Innovation culture
The main purpose of digitalization is to support administrative processes, seeing as they are the dominant type of processes in every facility and only serve to disrupt strictly medical activities – contact with patients, medical care, treatment, rehabilitation, etc. According to various estimates, 20% of all processes in health care are purely medical, while 80% is just administration. The latter take up so much time that they frustrate both doctors, who want to deal with patients, not stacks of documents, and the patients themselves, who need attention and empathy. While these proportions cannot really be changed, it is possible for the 80% to be automated or done quicker thanks to the use of appropriate digital solutions. However, it is important to remember that IT on its own will not suffice. If real change is what you are looking for, you have to look at the bigger picture and foster a culture of innovation.
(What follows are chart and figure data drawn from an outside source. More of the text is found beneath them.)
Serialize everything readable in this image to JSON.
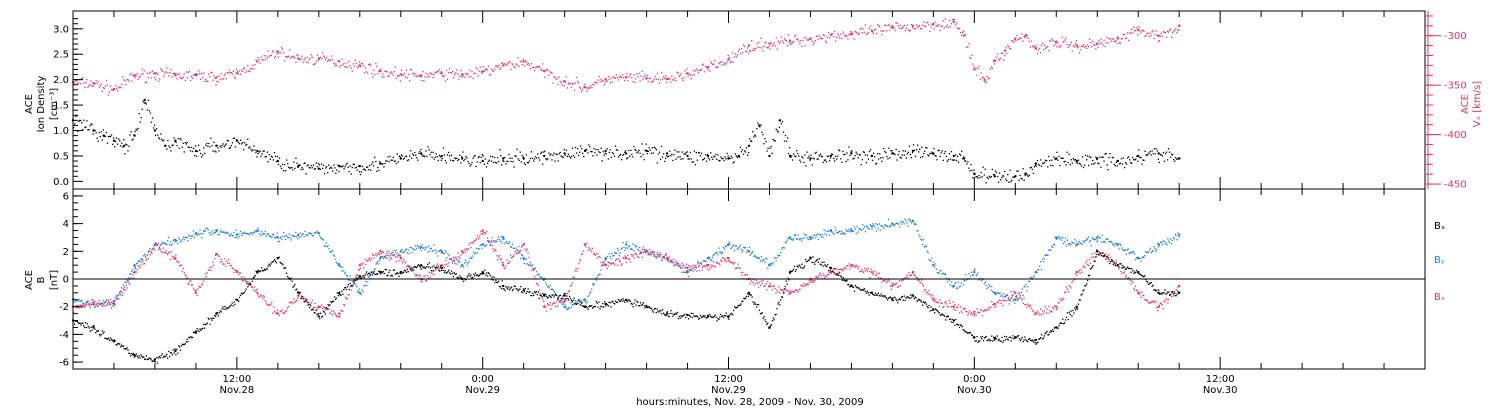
{
  "colors": {
    "density": "#000000",
    "vx": "#e8336b",
    "bx": "#000000",
    "by": "#1f7fd8",
    "bz": "#e8336b",
    "axis": "#000000"
  },
  "x_axis": {
    "start_hours": 4,
    "end_hours": 70,
    "label": "hours:minutes, Nov. 28, 2009 - Nov. 30, 2009",
    "ticks": [
      {
        "hours": 12,
        "time": "12:00",
        "date": "Nov.28"
      },
      {
        "hours": 24,
        "time": "0:00",
        "date": "Nov.29"
      },
      {
        "hours": 36,
        "time": "12:00",
        "date": "Nov.29"
      },
      {
        "hours": 48,
        "time": "0:00",
        "date": "Nov.30"
      },
      {
        "hours": 60,
        "time": "12:00",
        "date": "Nov.30"
      }
    ]
  },
  "chart_data": [
    {
      "type": "scatter",
      "panel": "plasma",
      "left_axis": {
        "label_lines": [
          "ACE",
          "Ion Density",
          "[cm⁻³]"
        ],
        "ylim": [
          -0.15,
          3.35
        ],
        "ticks": [
          "0.0",
          "0.5",
          "1.0",
          "1.5",
          "2.0",
          "2.5",
          "3.0"
        ]
      },
      "right_axis": {
        "label_lines": [
          "ACE",
          "Vₓ [km/s]"
        ],
        "ylim": [
          -455,
          -275
        ],
        "ticks": [
          "-450",
          "-400",
          "-350",
          "-300"
        ]
      },
      "series": [
        {
          "key": "density",
          "axis": "left",
          "x": [
            4,
            5,
            5.5,
            6,
            6.5,
            7,
            7.5,
            8,
            8.5,
            9,
            10,
            11,
            12,
            13,
            14,
            15,
            16,
            17,
            18,
            19,
            20,
            21,
            22,
            23,
            24,
            25,
            26,
            27,
            28,
            29,
            30,
            31,
            32,
            33,
            34,
            35,
            36,
            36.5,
            37,
            37.5,
            38,
            38.5,
            39,
            40,
            41,
            42,
            43,
            44,
            45,
            46,
            47,
            47.5,
            48,
            49,
            50,
            50.5,
            51,
            52,
            53,
            54,
            55,
            56,
            57,
            58
          ],
          "y": [
            1.2,
            1.0,
            0.9,
            0.8,
            0.7,
            0.9,
            1.6,
            1.0,
            0.7,
            0.8,
            0.6,
            0.7,
            0.8,
            0.6,
            0.4,
            0.3,
            0.25,
            0.3,
            0.3,
            0.35,
            0.45,
            0.55,
            0.5,
            0.45,
            0.4,
            0.45,
            0.45,
            0.5,
            0.55,
            0.6,
            0.6,
            0.55,
            0.6,
            0.55,
            0.5,
            0.5,
            0.45,
            0.5,
            0.7,
            1.1,
            0.5,
            1.2,
            0.5,
            0.45,
            0.5,
            0.55,
            0.5,
            0.55,
            0.6,
            0.55,
            0.5,
            0.45,
            0.15,
            0.1,
            0.1,
            0.15,
            0.35,
            0.45,
            0.4,
            0.45,
            0.4,
            0.5,
            0.55,
            0.45
          ]
        },
        {
          "key": "vx",
          "axis": "right",
          "x": [
            4,
            5,
            6,
            7,
            8,
            9,
            10,
            11,
            12,
            13,
            14,
            15,
            16,
            17,
            18,
            19,
            20,
            21,
            22,
            23,
            24,
            25,
            26,
            27,
            28,
            29,
            30,
            31,
            32,
            33,
            34,
            35,
            36,
            37,
            38,
            39,
            40,
            41,
            42,
            43,
            44,
            45,
            46,
            47,
            47.5,
            48,
            48.5,
            49,
            49.5,
            50,
            50.5,
            51,
            52,
            53,
            54,
            55,
            56,
            57,
            58
          ],
          "y": [
            -347,
            -348,
            -354,
            -340,
            -338,
            -340,
            -340,
            -342,
            -338,
            -326,
            -316,
            -323,
            -323,
            -326,
            -330,
            -336,
            -339,
            -340,
            -338,
            -339,
            -336,
            -330,
            -326,
            -336,
            -346,
            -352,
            -344,
            -342,
            -343,
            -344,
            -338,
            -332,
            -324,
            -310,
            -308,
            -305,
            -303,
            -299,
            -298,
            -295,
            -292,
            -290,
            -288,
            -286,
            -300,
            -334,
            -345,
            -325,
            -315,
            -303,
            -300,
            -313,
            -306,
            -310,
            -308,
            -302,
            -294,
            -300,
            -290
          ]
        }
      ]
    },
    {
      "type": "scatter",
      "panel": "magnetic-field",
      "left_axis": {
        "label_lines": [
          "ACE",
          "B",
          "[nT]"
        ],
        "ylim": [
          -6.5,
          6.5
        ],
        "ticks": [
          "-6",
          "-4",
          "-2",
          "0",
          "2",
          "4",
          "6"
        ],
        "zero_line": true
      },
      "legend": [
        {
          "key": "bx",
          "label": "Bₓ"
        },
        {
          "key": "by",
          "label": "Bᵧ"
        },
        {
          "key": "bz",
          "label": "Bₓ"
        }
      ],
      "series": [
        {
          "key": "bx",
          "name": "Bₓ",
          "x": [
            4,
            5,
            6,
            7,
            8,
            9,
            10,
            11,
            12,
            13,
            14,
            15,
            16,
            17,
            18,
            19,
            20,
            21,
            22,
            23,
            24,
            25,
            26,
            27,
            28,
            29,
            30,
            31,
            32,
            33,
            34,
            35,
            36,
            37,
            38,
            39,
            40,
            41,
            42,
            43,
            44,
            45,
            46,
            47,
            48,
            49,
            50,
            51,
            52,
            53,
            54,
            55,
            56,
            57,
            58
          ],
          "y": [
            -3,
            -3.5,
            -4.5,
            -5.5,
            -5.8,
            -5.2,
            -3.8,
            -2.5,
            -1.5,
            0.5,
            1.5,
            -1,
            -2.7,
            -1,
            0.2,
            0.5,
            0.5,
            1,
            0.8,
            0,
            0.5,
            -0.5,
            -0.8,
            -1.2,
            -1.2,
            -2,
            -1.8,
            -1.5,
            -2,
            -2.5,
            -2.6,
            -2.7,
            -2.7,
            -1,
            -3.5,
            0.5,
            1.5,
            0.8,
            -0.5,
            -1,
            -1.5,
            -1.2,
            -2.2,
            -3,
            -4.2,
            -4.3,
            -4.2,
            -4.4,
            -3.5,
            -2,
            2,
            1,
            0.5,
            -1,
            -1
          ]
        },
        {
          "key": "by",
          "name": "Bᵧ",
          "x": [
            4,
            5,
            6,
            7,
            8,
            9,
            10,
            11,
            12,
            13,
            14,
            15,
            16,
            17,
            18,
            19,
            20,
            21,
            22,
            23,
            24,
            25,
            26,
            27,
            28,
            29,
            30,
            31,
            32,
            33,
            34,
            35,
            36,
            37,
            38,
            39,
            40,
            41,
            42,
            43,
            44,
            45,
            46,
            47,
            48,
            49,
            50,
            51,
            52,
            53,
            54,
            55,
            56,
            57,
            58
          ],
          "y": [
            -1.5,
            -1.8,
            -1.6,
            1,
            2.5,
            2.8,
            3.3,
            3.5,
            3.2,
            3.5,
            3,
            3.2,
            3.3,
            1,
            -1,
            1.5,
            2,
            2.3,
            2,
            1,
            2.5,
            3,
            1.5,
            0,
            -2,
            -1.5,
            1.5,
            2.5,
            2,
            1.5,
            0.5,
            1.5,
            2.5,
            2,
            1,
            3,
            3,
            3.5,
            3.5,
            3.8,
            4,
            4.2,
            1,
            -0.5,
            0.5,
            -1,
            -1.5,
            0.5,
            3,
            2.5,
            3,
            2.5,
            1.5,
            2.5,
            3.2
          ]
        },
        {
          "key": "bz",
          "name": "Bₓ",
          "x": [
            4,
            5,
            6,
            7,
            8,
            9,
            10,
            11,
            12,
            13,
            14,
            15,
            16,
            17,
            18,
            19,
            20,
            21,
            22,
            23,
            24,
            25,
            26,
            27,
            28,
            29,
            30,
            31,
            32,
            33,
            34,
            35,
            36,
            37,
            38,
            39,
            40,
            41,
            42,
            43,
            44,
            45,
            46,
            47,
            48,
            49,
            50,
            51,
            52,
            53,
            54,
            55,
            56,
            57,
            58
          ],
          "y": [
            -2,
            -1.7,
            -1.8,
            0.5,
            2.5,
            1.5,
            -1,
            1.8,
            0.5,
            -1,
            -2.5,
            -1.2,
            -2,
            -2.5,
            1,
            2,
            1.5,
            0,
            1,
            2,
            3.5,
            1,
            2.5,
            -2,
            -1.5,
            2.5,
            1,
            1.5,
            2,
            1.5,
            0.8,
            1,
            1.5,
            0,
            -0.5,
            -1,
            0,
            0.5,
            1,
            0.5,
            -0.5,
            0.5,
            -1.5,
            -2,
            -2.5,
            -1.8,
            -1,
            -2.5,
            -2,
            0.5,
            2,
            1,
            -1,
            -2,
            -0.5
          ]
        }
      ]
    }
  ]
}
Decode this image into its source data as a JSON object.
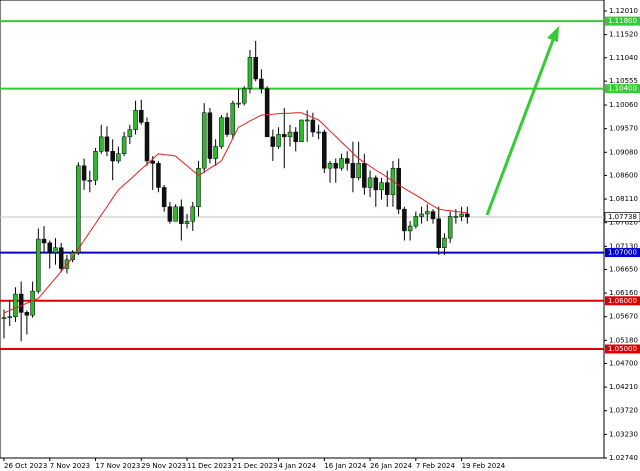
{
  "chart_data": {
    "type": "candlestick",
    "categories": [
      "26 Oct 2023",
      null,
      null,
      null,
      null,
      null,
      null,
      null,
      "7 Nov 2023",
      null,
      null,
      null,
      null,
      null,
      null,
      null,
      "17 Nov 2023",
      null,
      null,
      null,
      null,
      null,
      null,
      null,
      "29 Nov 2023",
      null,
      null,
      null,
      null,
      null,
      null,
      null,
      "11 Dec 2023",
      null,
      null,
      null,
      null,
      null,
      null,
      null,
      "21 Dec 2023",
      null,
      null,
      null,
      null,
      null,
      null,
      null,
      "4 Jan 2024",
      null,
      null,
      null,
      null,
      null,
      null,
      null,
      "16 Jan 2024",
      null,
      null,
      null,
      null,
      null,
      null,
      null,
      "26 Jan 2024",
      null,
      null,
      null,
      null,
      null,
      null,
      null,
      "7 Feb 2024",
      null,
      null,
      null,
      null,
      null,
      null,
      null,
      "19 Feb 2024",
      null
    ],
    "open": [
      1.0563,
      1.0565,
      1.0567,
      1.0614,
      1.0576,
      1.057,
      1.062,
      1.0728,
      1.072,
      1.07,
      1.071,
      1.0667,
      1.0685,
      1.07,
      1.088,
      1.085,
      1.085,
      1.091,
      1.094,
      1.091,
      1.089,
      1.0905,
      1.094,
      1.0955,
      1.0995,
      1.097,
      1.089,
      1.0885,
      1.0835,
      1.0795,
      1.0765,
      1.0795,
      1.076,
      1.0765,
      1.0795,
      1.0875,
      1.099,
      1.0895,
      1.092,
      1.098,
      1.0945,
      1.101,
      1.101,
      1.104,
      1.1105,
      1.106,
      1.104,
      1.094,
      1.092,
      1.0945,
      1.094,
      1.095,
      1.093,
      1.0975,
      1.0975,
      1.095,
      1.095,
      1.0875,
      1.0885,
      1.0875,
      1.0895,
      1.0885,
      1.0855,
      1.0885,
      1.0835,
      1.0855,
      1.083,
      1.0845,
      1.082,
      1.0875,
      1.079,
      1.0745,
      1.0755,
      1.0775,
      1.078,
      1.0785,
      1.077,
      1.071,
      1.073,
      1.0775,
      1.0775,
      1.078
    ],
    "high": [
      1.0582,
      1.0601,
      1.0628,
      1.064,
      1.058,
      1.064,
      1.075,
      1.0755,
      1.0725,
      1.073,
      1.072,
      1.0695,
      1.0705,
      1.0887,
      1.0895,
      1.087,
      1.0917,
      1.0965,
      1.0962,
      1.0935,
      1.092,
      1.095,
      1.0965,
      1.1015,
      1.1017,
      1.098,
      1.09,
      1.089,
      1.084,
      1.0805,
      1.08,
      1.081,
      1.078,
      1.0805,
      1.089,
      1.101,
      1.1,
      1.0935,
      1.0985,
      1.099,
      1.1015,
      1.104,
      1.1045,
      1.112,
      1.1139,
      1.108,
      1.1045,
      1.0955,
      1.096,
      1.1,
      1.0965,
      1.096,
      1.0975,
      1.0995,
      1.099,
      1.0965,
      1.0955,
      1.089,
      1.0895,
      1.0905,
      1.091,
      1.093,
      1.093,
      1.0905,
      1.087,
      1.086,
      1.0855,
      1.087,
      1.089,
      1.0895,
      1.0795,
      1.0765,
      1.0785,
      1.0795,
      1.08,
      1.079,
      1.0795,
      1.074,
      1.0785,
      1.079,
      1.0795,
      1.0795
    ],
    "low": [
      1.0522,
      1.0548,
      1.0556,
      1.0516,
      1.053,
      1.0565,
      1.0615,
      1.07,
      1.0667,
      1.0675,
      1.066,
      1.0657,
      1.068,
      1.0695,
      1.083,
      1.0825,
      1.084,
      1.0905,
      1.09,
      1.085,
      1.0885,
      1.09,
      1.0925,
      1.0945,
      1.0965,
      1.088,
      1.083,
      1.0825,
      1.0785,
      1.076,
      1.0765,
      1.0725,
      1.075,
      1.0745,
      1.0775,
      1.0865,
      1.0885,
      1.088,
      1.0915,
      1.094,
      1.0935,
      1.1,
      1.1005,
      1.103,
      1.1055,
      1.103,
      1.094,
      1.089,
      1.0915,
      1.0875,
      1.092,
      1.091,
      1.093,
      1.093,
      1.094,
      1.0935,
      1.0865,
      1.0845,
      1.0845,
      1.087,
      1.087,
      1.0825,
      1.085,
      1.082,
      1.0815,
      1.0795,
      1.081,
      1.0795,
      1.0795,
      1.078,
      1.0725,
      1.0725,
      1.075,
      1.076,
      1.0765,
      1.076,
      1.0695,
      1.0695,
      1.072,
      1.076,
      1.0765,
      1.076
    ],
    "close": [
      1.0565,
      1.0567,
      1.0614,
      1.0576,
      1.057,
      1.062,
      1.0728,
      1.072,
      1.07,
      1.071,
      1.0667,
      1.0685,
      1.07,
      1.088,
      1.085,
      1.085,
      1.091,
      1.094,
      1.091,
      1.089,
      1.0905,
      1.094,
      1.0955,
      1.0995,
      1.097,
      1.089,
      1.0885,
      1.0835,
      1.0795,
      1.0765,
      1.0795,
      1.076,
      1.0765,
      1.0795,
      1.0875,
      1.099,
      1.0895,
      1.092,
      1.098,
      1.0945,
      1.101,
      1.101,
      1.104,
      1.1105,
      1.106,
      1.104,
      1.094,
      1.092,
      1.0945,
      1.094,
      1.095,
      1.093,
      1.0975,
      1.0975,
      1.095,
      1.095,
      1.0875,
      1.0885,
      1.0875,
      1.0895,
      1.0885,
      1.0855,
      1.0885,
      1.0835,
      1.0855,
      1.083,
      1.0845,
      1.082,
      1.0875,
      1.079,
      1.0745,
      1.0755,
      1.0775,
      1.078,
      1.0785,
      1.077,
      1.071,
      1.073,
      1.0775,
      1.0775,
      1.078,
      1.07738
    ],
    "up_color": "#2eb82e",
    "down_color": "#111111",
    "moving_average": {
      "color": "#e02020",
      "values": [
        1.0575,
        1.058,
        1.0585,
        1.059,
        1.0595,
        1.06,
        1.0605,
        1.0619,
        1.0633,
        1.0647,
        1.0661,
        1.0675,
        1.069,
        1.0708,
        1.0725,
        1.0743,
        1.076,
        1.0778,
        1.0795,
        1.0813,
        1.083,
        1.0841,
        1.0851,
        1.0862,
        1.0873,
        1.0883,
        1.0894,
        1.0905,
        1.0903,
        1.0902,
        1.09,
        1.089,
        1.088,
        1.087,
        1.086,
        1.0867,
        1.0875,
        1.0882,
        1.089,
        1.0913,
        1.0937,
        1.096,
        1.0966,
        1.0973,
        1.0979,
        1.0985,
        1.0986,
        1.0987,
        1.0988,
        1.0989,
        1.0989,
        1.099,
        1.099,
        1.0985,
        1.098,
        1.0975,
        1.0964,
        1.0952,
        1.0941,
        1.0929,
        1.0918,
        1.0906,
        1.0895,
        1.0887,
        1.0879,
        1.0871,
        1.0864,
        1.0856,
        1.0848,
        1.084,
        1.0833,
        1.0826,
        1.0819,
        1.0812,
        1.0804,
        1.0797,
        1.079,
        1.0788,
        1.0787,
        1.0785,
        1.0784,
        1.0782
      ]
    },
    "ylim": [
      1.0274,
      1.12238
    ],
    "yticks": [
      {
        "value": 1.1201,
        "label": "1.12010"
      },
      {
        "value": 1.1152,
        "label": "1.11520"
      },
      {
        "value": 1.1104,
        "label": "1.11040"
      },
      1.10555,
      {
        "value": 1.1006,
        "label": "1.10060"
      },
      {
        "value": 1.0957,
        "label": "1.09570"
      },
      {
        "value": 1.0908,
        "label": "1.09080"
      },
      {
        "value": 1.086,
        "label": "1.08600"
      },
      {
        "value": 1.0811,
        "label": "1.08110"
      },
      {
        "value": 1.0762,
        "label": "1.07620"
      },
      {
        "value": 1.0713,
        "label": "1.07130"
      },
      {
        "value": 1.0665,
        "label": "1.06650"
      },
      {
        "value": 1.0616,
        "label": "1.06160"
      },
      {
        "value": 1.0567,
        "label": "1.05670"
      },
      {
        "value": 1.0518,
        "label": "1.05180"
      },
      {
        "value": 1.047,
        "label": "1.04700"
      },
      {
        "value": 1.0421,
        "label": "1.04210"
      },
      {
        "value": 1.0372,
        "label": "1.03720"
      },
      {
        "value": 1.0323,
        "label": "1.03230"
      },
      {
        "value": 1.0274,
        "label": "1.02740"
      }
    ],
    "levels": [
      {
        "value": 1.118,
        "label": "1.11800",
        "color": "#33cc33"
      },
      {
        "value": 1.104,
        "label": "1.10400",
        "color": "#33cc33"
      },
      {
        "value": 1.07,
        "label": "1.07000",
        "color": "#0000cc"
      },
      {
        "value": 1.06,
        "label": "1.06000",
        "color": "#dd0000"
      },
      {
        "value": 1.05,
        "label": "1.05000",
        "color": "#dd0000"
      }
    ],
    "current_price": 1.07738
  }
}
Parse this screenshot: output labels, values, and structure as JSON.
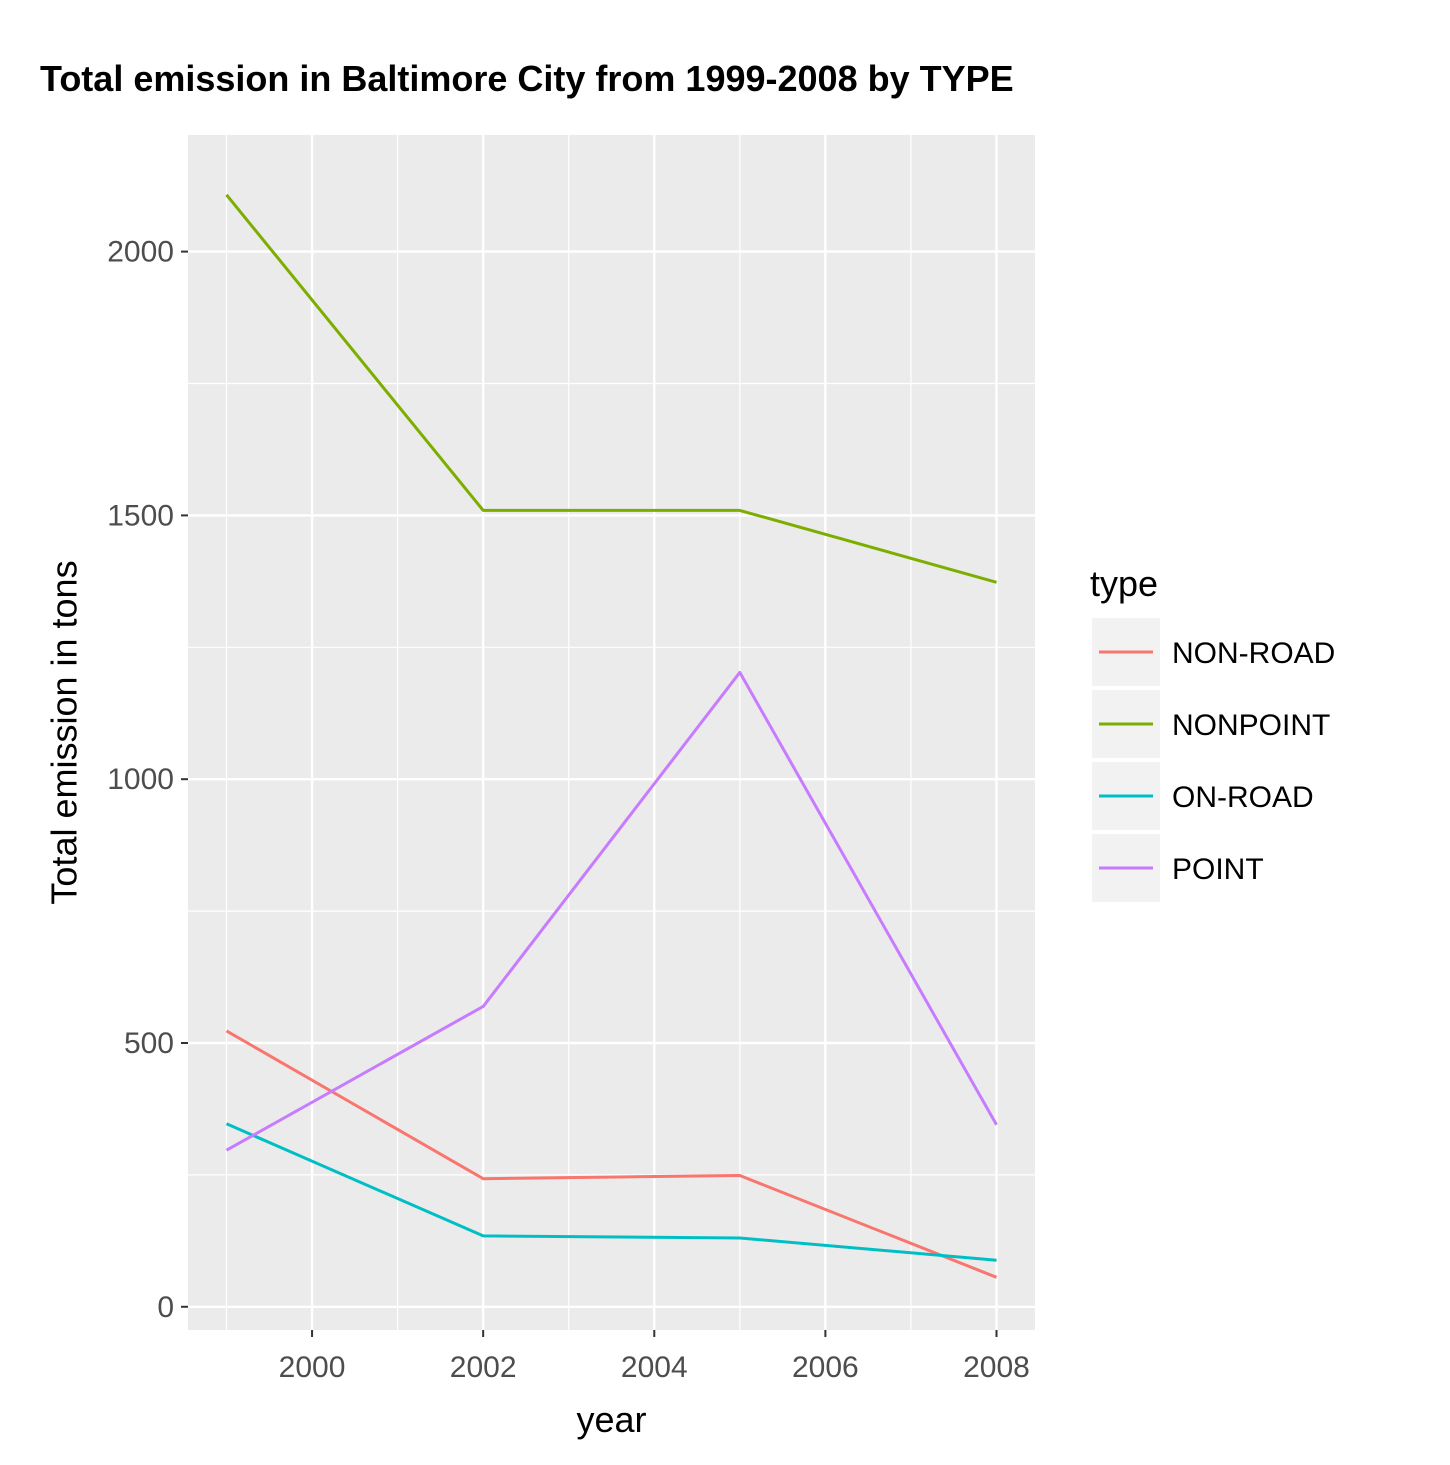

Reshaping old work rules, habits and patterns is not easy, and it is natural to encounter resistance. It also does not happen overnight – it requires hard work from everyone, good communication with all employees and transparency.Start believe with the ones that believe in your innovationWhether a company is innovative or not is determined by numerous factors: from the attitude of the executives to its organisational culture. Below are several practical tips on how to be more innovative:
- Aim high. Set bold goals to serve as motivation. Instead of saying that implementing an IT system should decrease service time by 10%, be ambitious and try to aim for 90% instead. If you set the bar this high, it will motivate you to generate ideas. A goal like this is sure to convince your staff.
- Fail fast. Keep tabs on every project and respond quickly as a manager. If the old IT system causes issues, generates exorbitant costs and is of little benefit, be quick to take steps to remedy that.
- Change your perspective. Working on an IT project? Make sure all employees and even patients are involved, not only the IT personnel, who, while they may know the technical requirements, rarely understand your internal medical and patient care procedures.
- Take smart risks. If a project involves risk which you cannot control, move away from it. Before you choose a system, make sure that you will be able to justify your decision to your employees if things do not go according to plan.
- Control the change process. Periodically review your computerisation goals to make corrections in your IT project.
- Don’t forget your priorities. Some elements must always come first. Medical data security is an example of this.
- Forbidden words. Do you discuss IT adoption with your employees? In the first few meetings, make it forbidden to use words and phrases which hinder creative thinking. These include: GDPR, no money, legal reasons, it’s not feasible, etc. When your project becomes reality, you will find a way to overcome any financial and legal challenges.
- A coalition of good intentions. There will always be people who are opposed to your IT project. Balance them out by finding people who want to implement new IT solutions and have a passion for technology.
- Don’t count on chance. Plot your project out in detail so that you can just progress through the steps.